Because of its close proximity to the sciatic nerve, problems with the piriformis muscle (like swelling, tightening, or muscle spasms) can irritate the sciatic nerve and cause pain and discomfort in the hip and buttocks — a painful condition called piriformis syndrome.
“Keeping the piriformis mobile can reduce irritation or compression of the sciatic nerve,” Biggart says.
Figure 4 Stretch Variations
Want to get even more out of the figure 4 stretch? Try one of these variations.
1. Sitting figure 4 stretch
- Sit on a chair with your knees bent and feet flat on the floor.
- Cross your right ankle over your left knee and keep your right foot flexed.
- Keeping your lower back in its natural arch, gently press your hand down on your right knee and hinge at your hips to lean your chest toward your knees, stopping when your right glute and hip start to feel a stretch.
- Hold for at least five breaths, then release the stretch and repeat on the opposite side.
2. Seated figure 4 fold
- Start in a seated, straight-leg position.
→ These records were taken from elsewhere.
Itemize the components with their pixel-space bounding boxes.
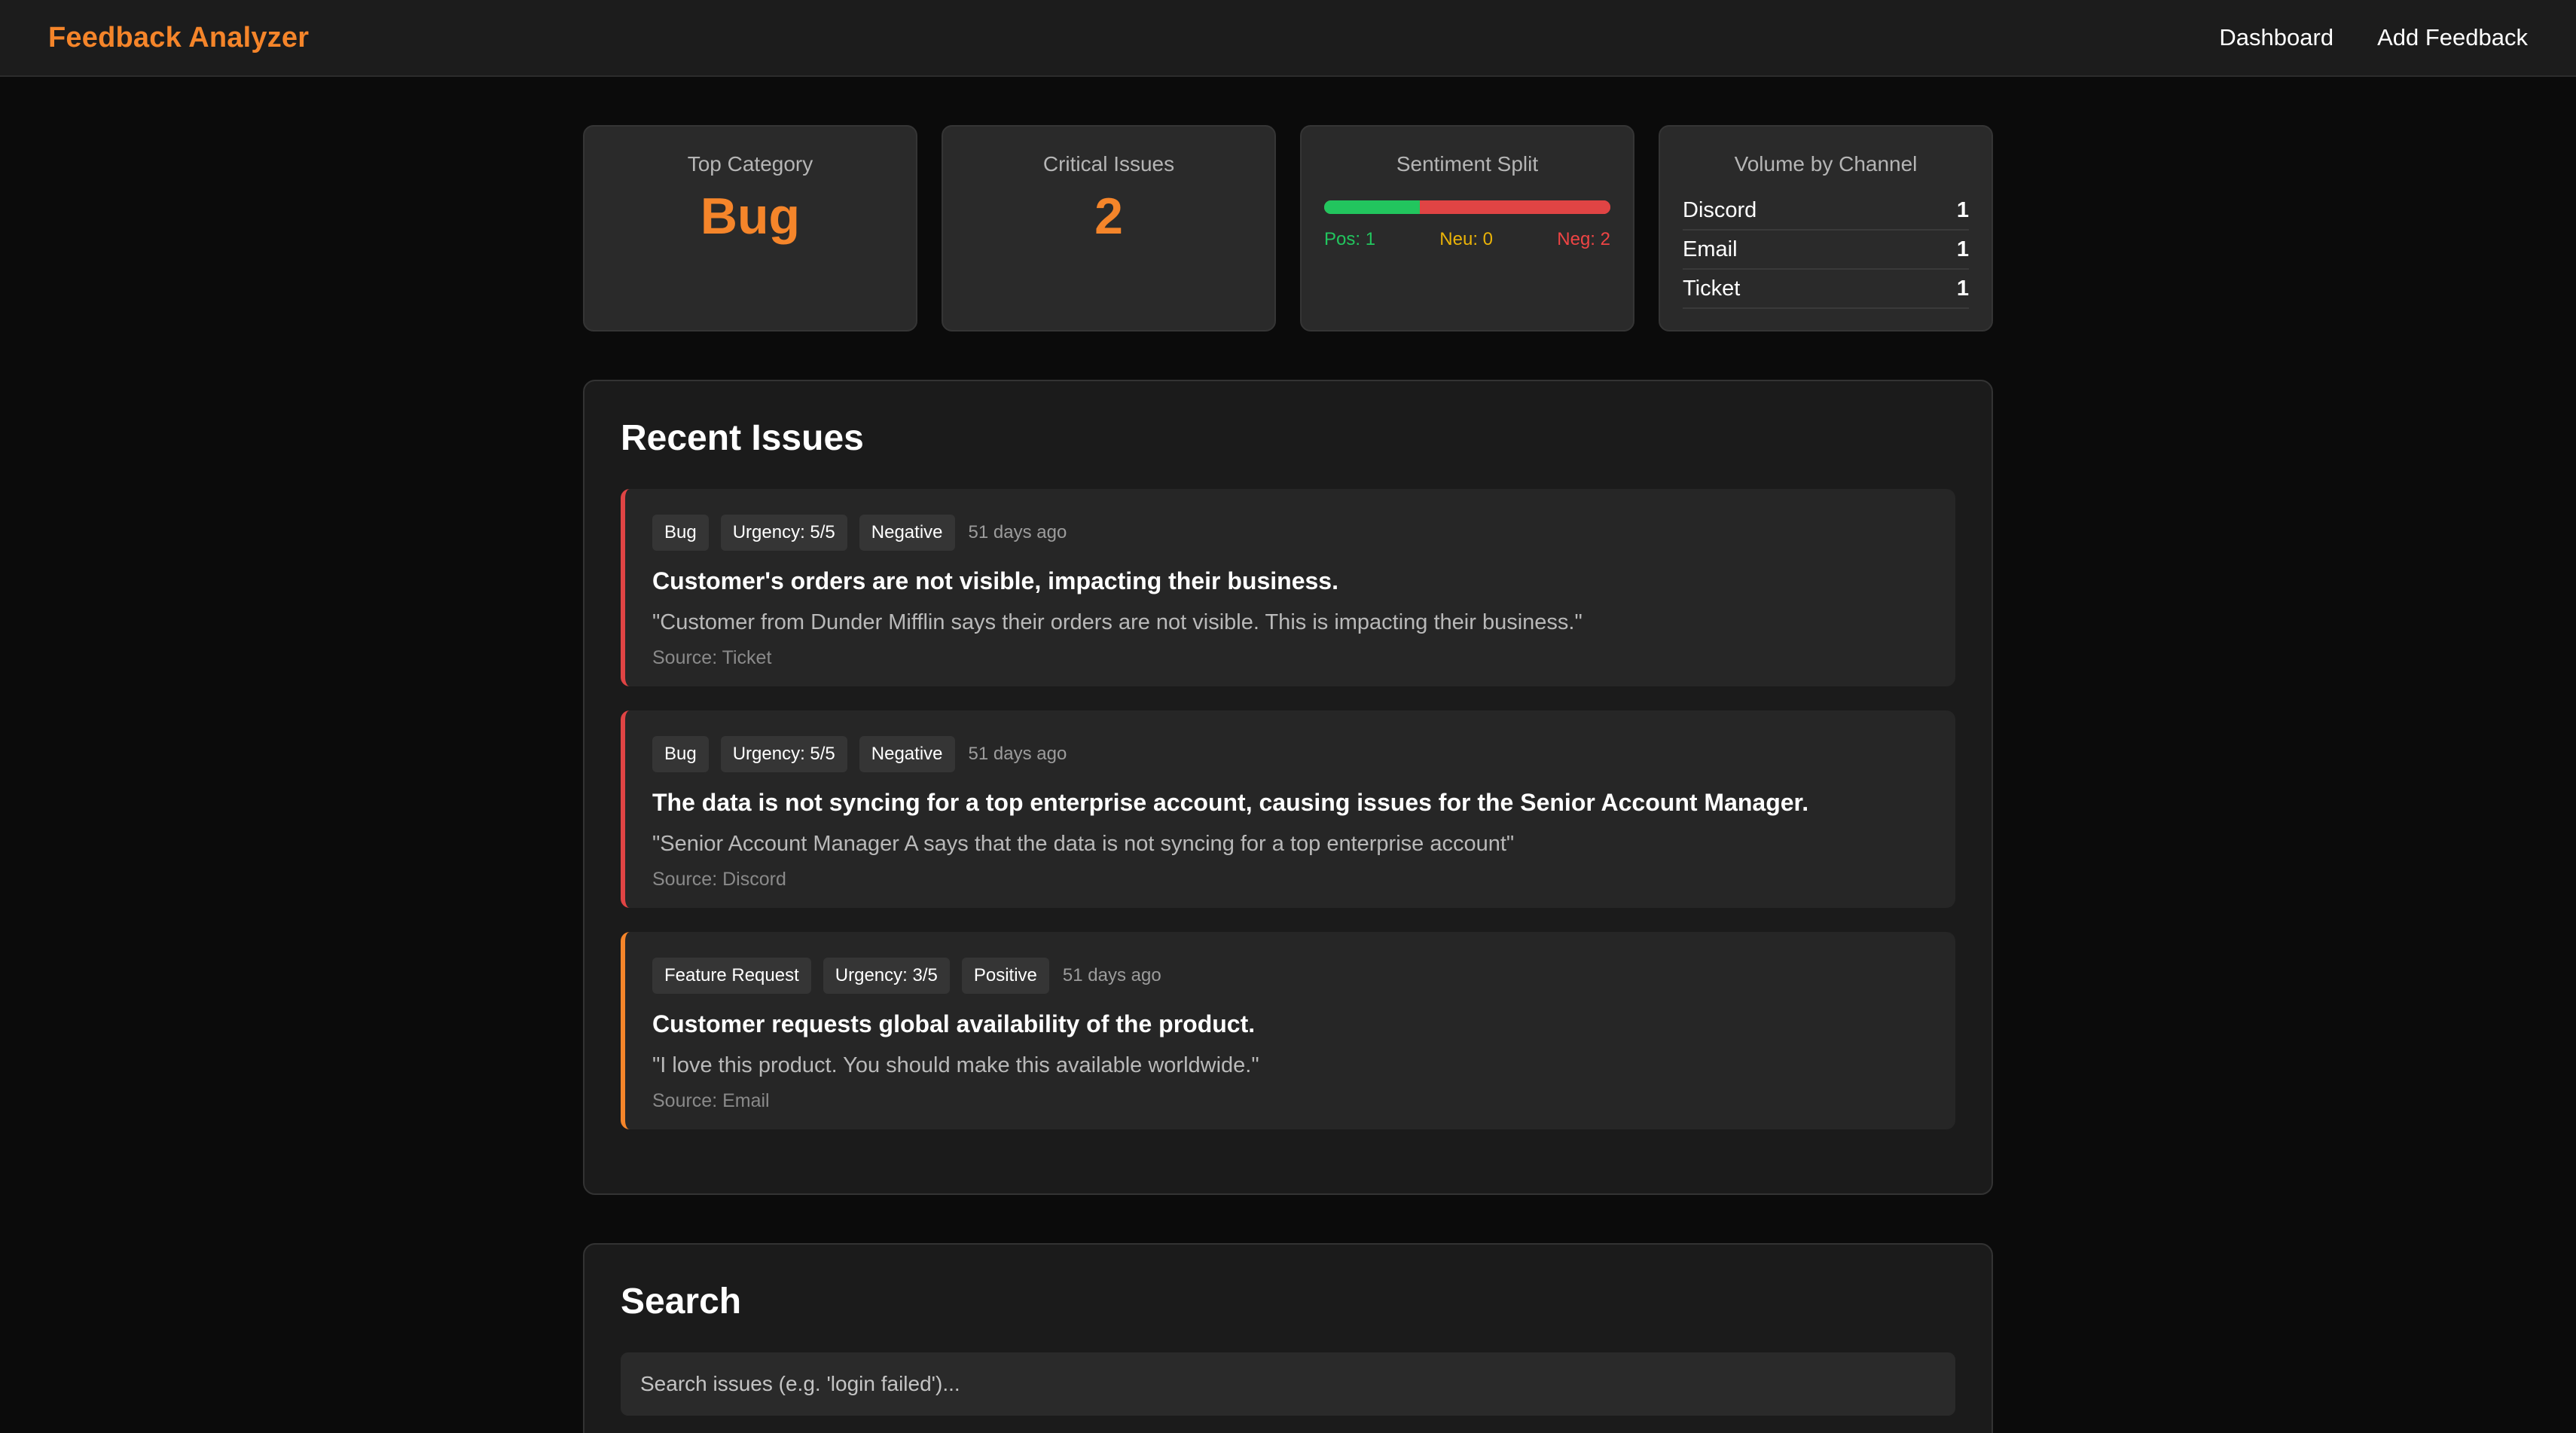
issue-timestamp: 51 days ago xyxy=(968,522,1067,542)
nav-link-add-feedback[interactable]: Add Feedback xyxy=(2377,24,2528,51)
sentiment-negative-label: Neg: 2 xyxy=(1557,229,1610,249)
issue-title: The data is not syncing for a top enterp… xyxy=(652,789,1809,816)
page: Feedback Analyzer Dashboard Add Feedback… xyxy=(0,0,2576,1433)
sentiment-neutral-label: Neu: 0 xyxy=(1439,229,1494,249)
nav-link-dashboard[interactable]: Dashboard xyxy=(2219,24,2333,51)
top-category-card: Top Category Bug xyxy=(583,125,917,332)
channel-list: Discord 1 Email 1 Ticket 1 xyxy=(1683,191,1969,309)
critical-issues-title: Critical Issues xyxy=(1042,152,1175,176)
nav-links: Dashboard Add Feedback xyxy=(2219,24,2528,51)
channel-row: Discord 1 xyxy=(1683,191,1969,231)
sentiment-badge: Positive xyxy=(961,958,1049,994)
channel-name: Ticket xyxy=(1683,276,1741,301)
issue-quote: "Senior Account Manager A says that the … xyxy=(652,832,1515,856)
issue-list: Bug Urgency: 5/5 Negative 51 days ago Cu… xyxy=(621,489,1955,1129)
sentiment-labels: Pos: 1 Neu: 0 Neg: 2 xyxy=(1324,229,1610,250)
category-badge: Feature Request xyxy=(652,958,811,994)
search-input[interactable] xyxy=(621,1352,1955,1416)
issue-timestamp: 51 days ago xyxy=(968,744,1067,764)
category-badge: Bug xyxy=(652,736,709,772)
issue-title: Customer requests global availability of… xyxy=(652,1010,1256,1037)
issue-card[interactable]: Feature Request Urgency: 3/5 Positive 51… xyxy=(621,932,1955,1129)
critical-issues-card: Critical Issues 2 xyxy=(942,125,1276,332)
channel-name: Email xyxy=(1683,237,1738,261)
main-content: Top Category Bug Critical Issues 2 Senti… xyxy=(583,125,1993,1433)
sentiment-split-title: Sentiment Split xyxy=(1396,152,1539,176)
issue-timestamp: 51 days ago xyxy=(1062,965,1161,985)
issue-card[interactable]: Bug Urgency: 5/5 Negative 51 days ago Th… xyxy=(621,710,1955,908)
top-category-title: Top Category xyxy=(687,152,813,176)
channel-row: Ticket 1 xyxy=(1683,270,1969,309)
channel-count: 1 xyxy=(1956,237,1969,261)
navbar: Feedback Analyzer Dashboard Add Feedback xyxy=(0,0,2576,77)
urgency-badge: Urgency: 5/5 xyxy=(720,515,847,551)
critical-issues-value: 2 xyxy=(1094,188,1123,245)
issue-source: Source: Ticket xyxy=(652,647,772,668)
sentiment-bar-negative xyxy=(1419,200,1610,214)
issue-badges: Bug Urgency: 5/5 Negative 51 days ago xyxy=(652,515,1930,551)
volume-by-channel-title: Volume by Channel xyxy=(1734,152,1918,176)
channel-count: 1 xyxy=(1956,276,1969,301)
channel-count: 1 xyxy=(1956,197,1969,222)
sentiment-badge: Negative xyxy=(859,515,955,551)
issue-source: Source: Discord xyxy=(652,869,786,890)
stats-row: Top Category Bug Critical Issues 2 Senti… xyxy=(583,125,1993,332)
sentiment-bar-positive xyxy=(1324,200,1420,214)
sentiment-positive-label: Pos: 1 xyxy=(1324,229,1376,249)
search-title: Search xyxy=(621,1282,742,1321)
issue-source: Source: Email xyxy=(652,1090,770,1111)
sentiment-badge: Negative xyxy=(859,736,955,772)
sentiment-split-card: Sentiment Split Pos: 1 Neu: 0 Neg: 2 xyxy=(1300,125,1634,332)
brand-title[interactable]: Feedback Analyzer xyxy=(48,22,309,54)
issue-title: Customer's orders are not visible, impac… xyxy=(652,567,1338,594)
search-panel: Search xyxy=(583,1243,1993,1433)
category-badge: Bug xyxy=(652,515,709,551)
sentiment-bar xyxy=(1324,200,1610,214)
urgency-badge: Urgency: 5/5 xyxy=(720,736,847,772)
top-category-value: Bug xyxy=(700,188,801,245)
issue-quote: "I love this product. You should make th… xyxy=(652,1053,1259,1077)
channel-name: Discord xyxy=(1683,197,1757,222)
issue-badges: Bug Urgency: 5/5 Negative 51 days ago xyxy=(652,736,1930,772)
urgency-badge: Urgency: 3/5 xyxy=(823,958,950,994)
issue-card[interactable]: Bug Urgency: 5/5 Negative 51 days ago Cu… xyxy=(621,489,1955,686)
issue-quote: "Customer from Dunder Mifflin says their… xyxy=(652,610,1583,634)
recent-issues-title: Recent Issues xyxy=(621,418,864,458)
issue-badges: Feature Request Urgency: 3/5 Positive 51… xyxy=(652,958,1930,994)
volume-by-channel-card: Volume by Channel Discord 1 Email 1 Tick… xyxy=(1659,125,1993,332)
recent-issues-panel: Recent Issues Bug Urgency: 5/5 Negative … xyxy=(583,380,1993,1195)
channel-row: Email 1 xyxy=(1683,231,1969,270)
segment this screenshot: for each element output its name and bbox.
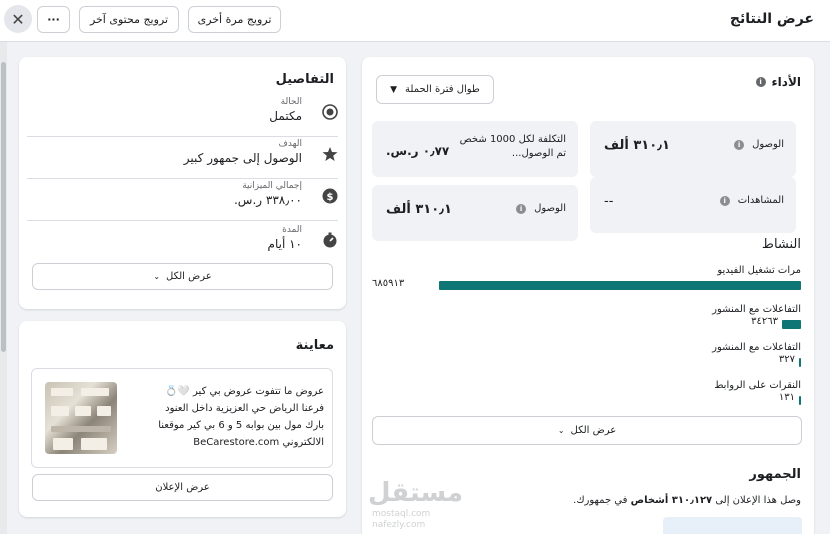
activity-label: مرات تشغيل الفيديو bbox=[717, 265, 801, 276]
performance-title: الأداء i bbox=[755, 75, 801, 89]
dollar-icon: $ bbox=[322, 188, 338, 204]
metric-value: ٣١٠٫١ ألف bbox=[604, 138, 670, 153]
activity-bar bbox=[799, 396, 801, 405]
metric-reach-2: الوصول i ٣١٠٫١ ألف bbox=[372, 185, 578, 241]
page-title: عرض النتائج bbox=[729, 11, 814, 27]
performance-title-text: الأداء bbox=[771, 75, 801, 89]
ad-preview[interactable]: عروض ما تتفوت عروض بي كير 🤍💍 فرعنا الريا… bbox=[31, 368, 333, 468]
activity-bar bbox=[782, 320, 801, 329]
activity-row: مرات تشغيل الفيديو ٦٨٥٩١٣ bbox=[372, 265, 801, 295]
activity-bar bbox=[439, 281, 801, 290]
details-card: التفاصيل الحالة مكتمل الهدف الوصول إلى ج… bbox=[19, 57, 346, 309]
metric-reach: الوصول i ٣١٠٫١ ألف bbox=[590, 121, 796, 177]
detail-value: الوصول إلى جمهور كبير bbox=[183, 151, 302, 165]
view-ad-button[interactable]: عرض الإعلان bbox=[32, 474, 333, 501]
preview-card: معاينة عروض ما تتفوت عروض بي كير 🤍💍 فرعن… bbox=[19, 321, 346, 517]
detail-label: المدة bbox=[282, 225, 302, 235]
info-icon[interactable]: i bbox=[734, 139, 745, 150]
activity-label: التفاعلات مع المنشور bbox=[712, 342, 801, 353]
activity-value: ١٣١ bbox=[778, 392, 795, 403]
activity-bar bbox=[799, 358, 801, 367]
period-label: طوال فترة الحملة bbox=[405, 84, 480, 95]
close-button[interactable]: ✕ bbox=[4, 5, 32, 33]
period-dropdown[interactable]: طوال فترة الحملة ▼ bbox=[376, 75, 494, 104]
activity-label: النقرات على الروابط bbox=[714, 380, 801, 391]
ad-line: الالكتروني BeCarestore.com bbox=[193, 437, 324, 448]
details-title: التفاصيل bbox=[275, 72, 334, 87]
metric-value: -- bbox=[604, 194, 614, 209]
header-bar: عرض النتائج ترويج مرة أخرى ترويج محتوى آ… bbox=[0, 0, 830, 42]
audience-text: وصل هذا الإعلان إلى ٣١٠٫١٢٧ أشخاص في جمه… bbox=[573, 495, 801, 506]
metric-value: ٣١٠٫١ ألف bbox=[386, 202, 452, 217]
caret-down-icon: ▼ bbox=[390, 84, 398, 95]
chevron-down-icon: ⌄ bbox=[557, 426, 565, 435]
view-ad-label: عرض الإعلان bbox=[155, 482, 210, 493]
activity-row: التفاعلات مع المنشور ٣٤٢٦٣ bbox=[372, 304, 801, 334]
chevron-down-icon: ⌄ bbox=[153, 272, 161, 281]
audience-count: ٣١٠٫١٢٧ أشخاص bbox=[630, 495, 713, 506]
view-all-activity-button[interactable]: عرض الكل ⌄ bbox=[372, 416, 802, 445]
detail-label: الحالة bbox=[280, 97, 302, 107]
metric-label: التكلفة لكل 1000 شخص تم الوصول... bbox=[459, 134, 566, 159]
boost-other-content-button[interactable]: ترويج محتوى آخر bbox=[79, 6, 179, 33]
preview-title: معاينة bbox=[295, 338, 334, 353]
audience-text-prefix: وصل هذا الإعلان إلى bbox=[715, 495, 801, 506]
detail-value: ١٠ أيام bbox=[267, 237, 302, 251]
stopwatch-icon bbox=[322, 232, 338, 248]
metric-label-text: المشاهدات bbox=[737, 195, 784, 206]
metric-label: المشاهدات i bbox=[719, 195, 784, 206]
detail-value: ٣٣٨٫٠٠ ر.س. bbox=[233, 193, 302, 207]
boost-again-button[interactable]: ترويج مرة أخرى bbox=[188, 6, 281, 33]
ad-text: عروض ما تتفوت عروض بي كير 🤍💍 فرعنا الريا… bbox=[112, 383, 324, 451]
metric-views: المشاهدات i -- bbox=[590, 177, 796, 233]
activity-label: التفاعلات مع المنشور bbox=[712, 304, 801, 315]
ad-thumbnail bbox=[45, 382, 117, 454]
info-icon[interactable]: i bbox=[516, 203, 527, 214]
detail-row-budget: $ إجمالي الميزانية ٣٣٨٫٠٠ ر.س. bbox=[27, 179, 338, 221]
status-icon bbox=[322, 104, 338, 120]
detail-label: إجمالي الميزانية bbox=[242, 181, 302, 191]
view-all-label: عرض الكل bbox=[166, 271, 212, 282]
more-options-button[interactable]: ··· bbox=[37, 6, 70, 33]
audience-text-suffix: في جمهورك. bbox=[573, 495, 628, 506]
scrollbar[interactable] bbox=[0, 42, 7, 534]
metric-label-text: الوصول bbox=[752, 139, 784, 150]
metric-cost-per-1000: التكلفة لكل 1000 شخص تم الوصول... ٠٫٧٧ ر… bbox=[372, 121, 578, 177]
metric-value: ٠٫٧٧ ر.س. bbox=[386, 144, 450, 158]
metric-label: الوصول i bbox=[734, 139, 784, 150]
performance-panel: الأداء i طوال فترة الحملة ▼ الوصول i ٣١٠… bbox=[362, 57, 814, 534]
activity-row: النقرات على الروابط ١٣١ bbox=[372, 380, 801, 410]
view-all-details-button[interactable]: عرض الكل ⌄ bbox=[32, 263, 333, 290]
ad-line: عروض ما تتفوت عروض بي كير 🤍💍 bbox=[164, 386, 324, 397]
activity-value: ٣٤٢٦٣ bbox=[751, 316, 778, 327]
info-icon[interactable]: i bbox=[755, 77, 766, 87]
scrollbar-thumb[interactable] bbox=[1, 62, 6, 352]
ad-line: فرعنا الرياض حي العزيزية داخل العنود bbox=[165, 403, 324, 414]
activity-value: ٣٢٧ bbox=[778, 354, 795, 365]
detail-value: مكتمل bbox=[269, 109, 302, 123]
close-icon: ✕ bbox=[11, 9, 25, 29]
star-icon bbox=[322, 146, 338, 162]
detail-row-duration: المدة ١٠ أيام bbox=[27, 223, 338, 265]
ad-line: بارك مول بين بوابه 5 و 6 بي كير موقعنا bbox=[158, 420, 324, 431]
info-icon[interactable]: i bbox=[719, 195, 730, 206]
activity-title: النشاط bbox=[761, 237, 801, 252]
detail-row-status: الحالة مكتمل bbox=[27, 95, 338, 137]
activity-value: ٦٨٥٩١٣ bbox=[372, 278, 405, 289]
svg-text:$: $ bbox=[327, 192, 334, 203]
metric-label-text: الوصول bbox=[534, 203, 566, 214]
detail-label: الهدف bbox=[278, 139, 302, 149]
metric-label: الوصول i bbox=[516, 203, 566, 214]
audience-title: الجمهور bbox=[749, 467, 801, 482]
view-all-label: عرض الكل bbox=[570, 425, 617, 436]
detail-row-objective: الهدف الوصول إلى جمهور كبير bbox=[27, 137, 338, 179]
audience-chart-placeholder bbox=[663, 517, 802, 534]
activity-row: التفاعلات مع المنشور ٣٢٧ bbox=[372, 342, 801, 372]
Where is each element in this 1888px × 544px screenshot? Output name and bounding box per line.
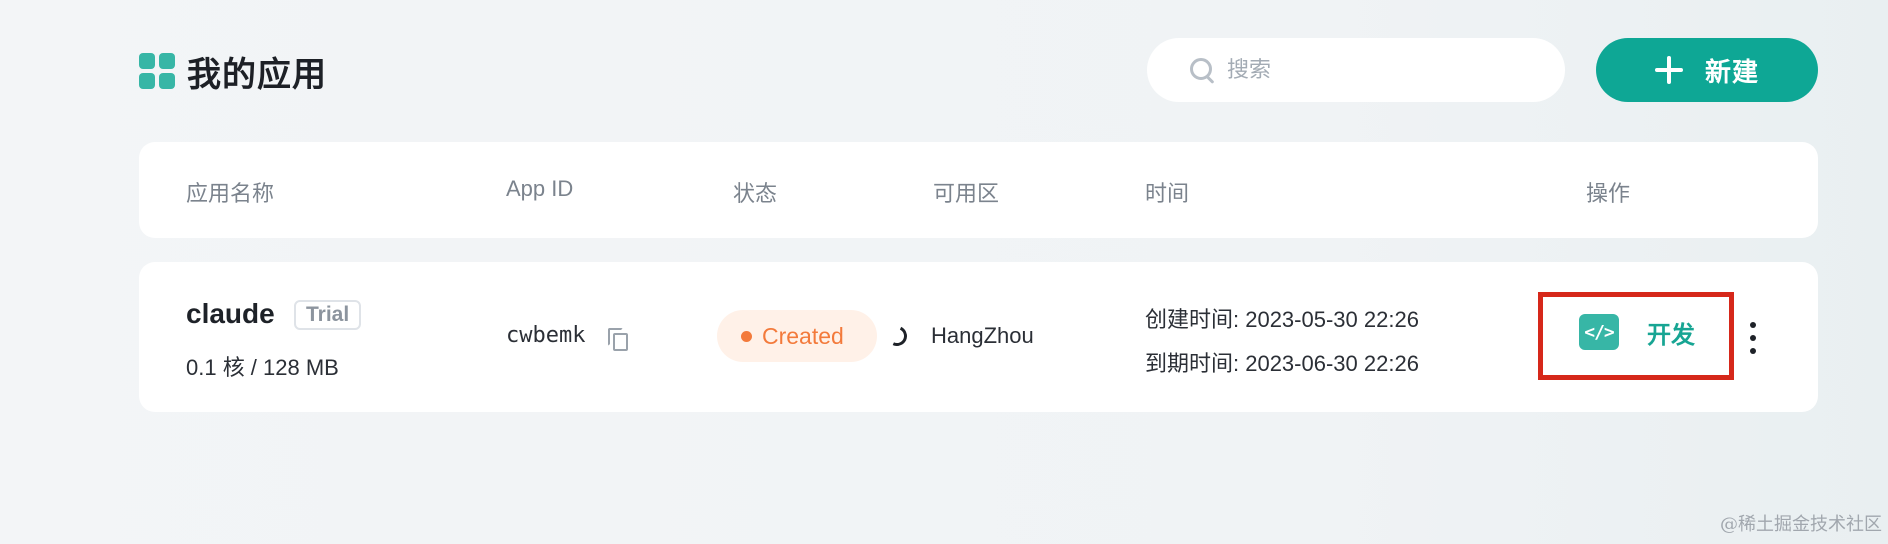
column-header-zone: 可用区	[933, 181, 1000, 206]
column-header-name: 应用名称	[186, 181, 275, 206]
table-row: claude Trial 0.1 核 / 128 MB cwbemk Creat…	[139, 262, 1818, 412]
app-spec: 0.1 核 / 128 MB	[186, 355, 339, 380]
column-header-status: 状态	[733, 181, 778, 206]
column-header-app-id: App ID	[506, 176, 574, 201]
loading-spinner-icon	[884, 323, 910, 349]
app-name[interactable]: claude	[186, 298, 275, 330]
tier-badge: Trial	[294, 300, 362, 330]
created-time: 创建时间: 2023-05-30 22:26	[1145, 307, 1419, 332]
new-app-button[interactable]: 新建	[1596, 38, 1818, 102]
search-input[interactable]	[1227, 57, 1527, 83]
zone: HangZhou	[931, 323, 1034, 348]
app-grid-icon	[139, 53, 175, 89]
plus-icon	[1654, 56, 1683, 84]
search-icon	[1189, 57, 1215, 83]
page-header: 我的应用	[139, 52, 327, 94]
code-icon: </>	[1579, 314, 1619, 350]
expire-time: 到期时间: 2023-06-30 22:26	[1145, 351, 1419, 376]
develop-button-label: 开发	[1647, 321, 1695, 349]
develop-button[interactable]: </> 开发	[1579, 314, 1695, 350]
status-badge: Created	[717, 310, 877, 362]
status-dot	[741, 330, 752, 342]
watermark: @稀土掘金技术社区	[1720, 514, 1882, 535]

Bend your right leg and cross your right ankle over the left thigh, creating a figure four position with your legs.
- Keep your glutes firmly planted on the ground as you hinge at the hips and lean forward until you feel a stretch in your left hamstring and glutes. Be sure to lead with your chest and keep your back flat.
- Hold, and then sit up and switch legs to repeat on the opposite side.
3. Seated figure 4
- Sit with your knees bent and the soles of your feet on the floor.
- Lean back slightly and place your hands on the floor behind your hips to provide support and balance.
- Lift your right leg and place your right ankle just above your left knee.
- Press your hands into the floor to bring your chest toward your knees until you feel a stretch in your right hip and glutes, and hold.
- Release the stretch and repeat on the opposite side.